Windfall: How the New Energy Abundance Upends Global Politics and Strengthens America's Power
Windfall: How the New
Energy Abundance Upends
Global Politics and
Strengthens America's Power
By Meghan L. O’Sullivan
Released Tuesday, September 12, 2017
In this bold, new book, Harvard professor and former Washington policymaker Meghan L. O’Sullivan offers us a compelling, alternative explanation for why world events are unfolding as they are. Based on travel to over two dozen countries and hundreds of interviews, Windfall vividly portrays how energy is – and has been – a much more important driver of foreign affairs than so many other factors given much more attention. This book provides its readers a fascinating and forceful new lens through which to view both the past and the future.
O’Sullivan offers readers astute analysis and entertaining anecdotes. Drawing on her experience as a former policymaker, she also sounds an urgent call to Washington to embrace a fresh mindset, one which sees America’s energy situation as an asset, not a vulnerability. She provides a wide-ranging set of ideas to policymakers in the United States and elsewhere about how to capitalize on, or adapt to, the new energy realities.

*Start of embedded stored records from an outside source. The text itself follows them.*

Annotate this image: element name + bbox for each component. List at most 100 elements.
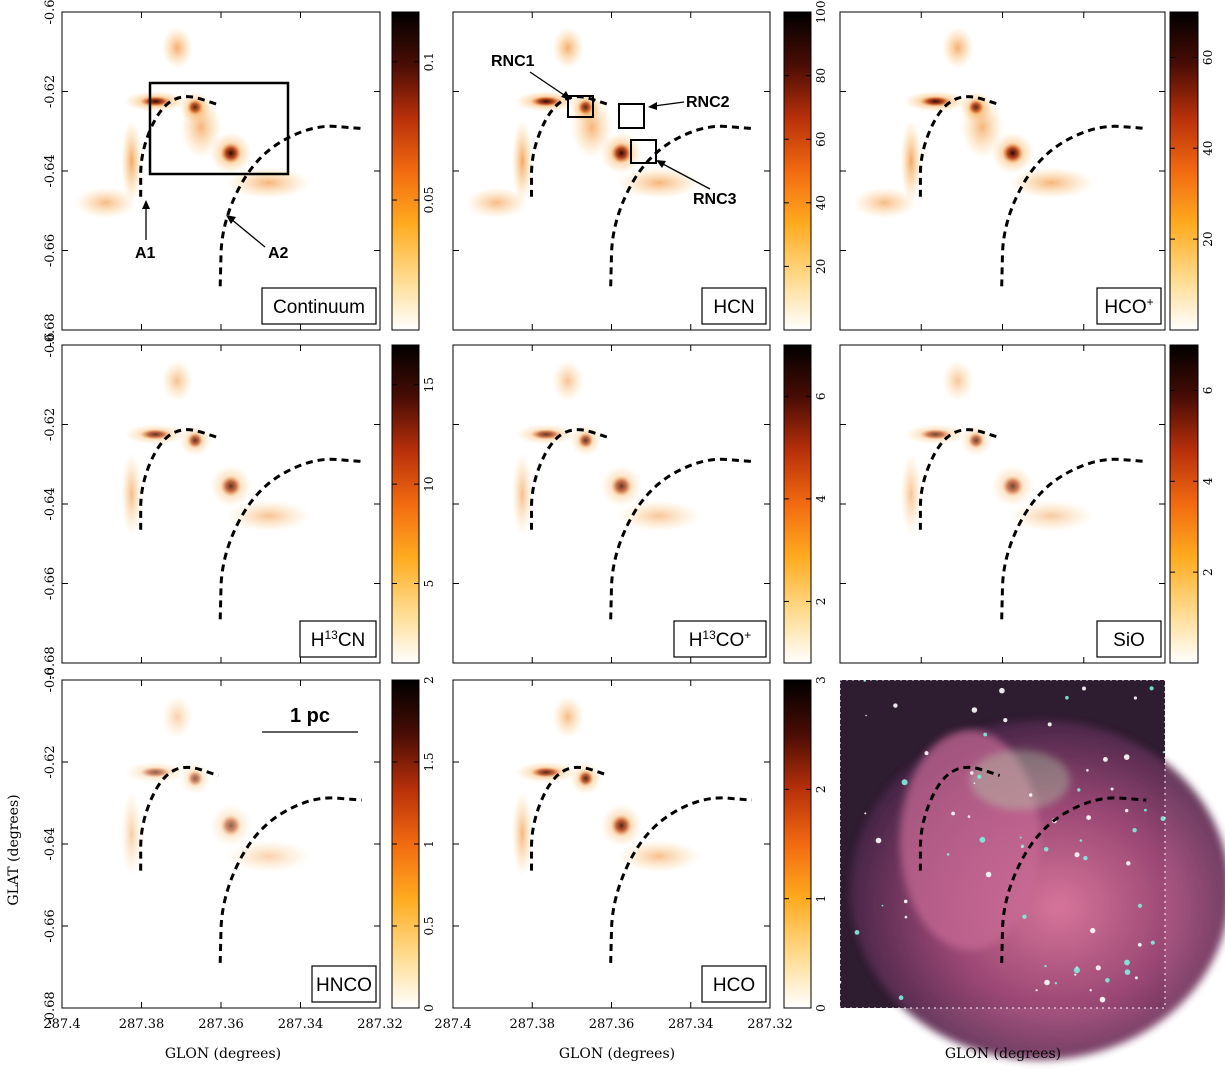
y-tick-label: -0.6 <box>43 332 58 357</box>
y-tick-label: -0.66 <box>43 234 58 267</box>
emission-core <box>139 429 171 440</box>
colorbar <box>783 11 812 331</box>
emission-core <box>919 429 952 440</box>
star <box>1149 686 1154 691</box>
emission-core <box>187 770 203 787</box>
star <box>893 703 898 708</box>
emission-clump <box>121 452 142 536</box>
arc-label-a2: A2 <box>268 245 289 262</box>
star <box>1134 976 1138 980</box>
star <box>970 771 974 775</box>
star <box>1090 927 1096 934</box>
arrowhead-a2 <box>226 215 236 224</box>
colorbar-tick-label: 2 <box>422 676 436 684</box>
emission-clump <box>571 96 613 159</box>
star <box>1133 696 1137 700</box>
arc-a2 <box>218 457 362 620</box>
arrowhead-rnc1 <box>561 91 571 100</box>
x-tick-label: 287.36 <box>198 1017 244 1032</box>
star <box>1044 979 1050 986</box>
emission-clump <box>227 500 310 532</box>
star <box>1110 787 1114 791</box>
star <box>1124 969 1131 975</box>
panel-label: H13CO+ <box>689 628 752 651</box>
star <box>971 707 978 713</box>
panel-label: HCO <box>713 975 755 996</box>
panel-label-box <box>701 965 767 1003</box>
colorbar-tick-label: 10 <box>422 476 436 491</box>
colorbar-tick-label: 20 <box>1201 232 1215 247</box>
panel-h13cn: -0.6 -0.62 -0.64 -0.66 -0.68 5 10 15 H13CN <box>43 332 436 679</box>
arc-a2 <box>609 457 752 620</box>
emission-core <box>187 432 203 449</box>
star <box>881 904 884 907</box>
emission-clump <box>161 360 193 402</box>
arc-a2 <box>1000 457 1147 620</box>
emission-core <box>530 767 562 778</box>
star <box>1022 914 1027 919</box>
y-tick-label: -0.64 <box>43 827 58 860</box>
panel-label-box <box>1096 287 1162 325</box>
emission-clump <box>552 360 584 402</box>
panel-label-box <box>299 620 377 658</box>
colorbar <box>391 344 420 664</box>
arrowhead-a1 <box>142 200 150 209</box>
star <box>946 853 950 856</box>
star <box>1137 942 1142 947</box>
star <box>1105 978 1110 983</box>
emission-core <box>1002 475 1024 497</box>
emission-core <box>578 770 594 787</box>
star <box>1020 844 1025 848</box>
panel-label-box <box>1096 620 1162 658</box>
colorbar-tick-label: 6 <box>814 392 828 400</box>
colorbar <box>1169 11 1199 331</box>
arrowhead-rnc3 <box>656 160 666 168</box>
star <box>1047 722 1052 727</box>
zoom-box <box>148 81 290 176</box>
y-tick-label: -0.6 <box>43 0 58 25</box>
emission-clump <box>1008 500 1094 532</box>
emission-clump <box>900 119 922 203</box>
colorbar-tick-label: 15 <box>422 377 436 392</box>
x-tick-label: 287.34 <box>668 1017 714 1032</box>
panel-label: HNCO <box>316 975 372 996</box>
panel-label-box <box>261 287 377 325</box>
star <box>1160 816 1166 822</box>
star <box>1082 686 1086 691</box>
panel-hco: 287.4 287.38 287.36 287.34 287.32 0 1 2 3 HCO <box>434 676 828 1032</box>
star <box>1077 788 1081 792</box>
emission-clump <box>853 187 917 219</box>
colorbar-tick-label: 4 <box>1201 477 1215 485</box>
nebula-green-rim <box>970 750 1070 810</box>
star <box>1103 757 1108 762</box>
star <box>1132 828 1137 833</box>
y-tick-label: -0.6 <box>43 667 58 692</box>
panel-label: HCN <box>713 297 754 318</box>
colorbar-tick-label: 0.05 <box>422 187 436 214</box>
star <box>1029 793 1033 797</box>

Meghan L. O’Sullivan is the Jeane Kirkpatrick Professor of the Practice of International Affairs at Harvard University’s Kennedy School of Government. She is also the Director of the Geopolitics of Energy Project, which explores the complex interaction between energy markets and international politics. Between 2004 and 2007, she was special assistant to the President George W. Bush and Deputy National Security Advisor for Iraq and Afghanistan for the last two years of her tenure. She lives in Cambridge, MA.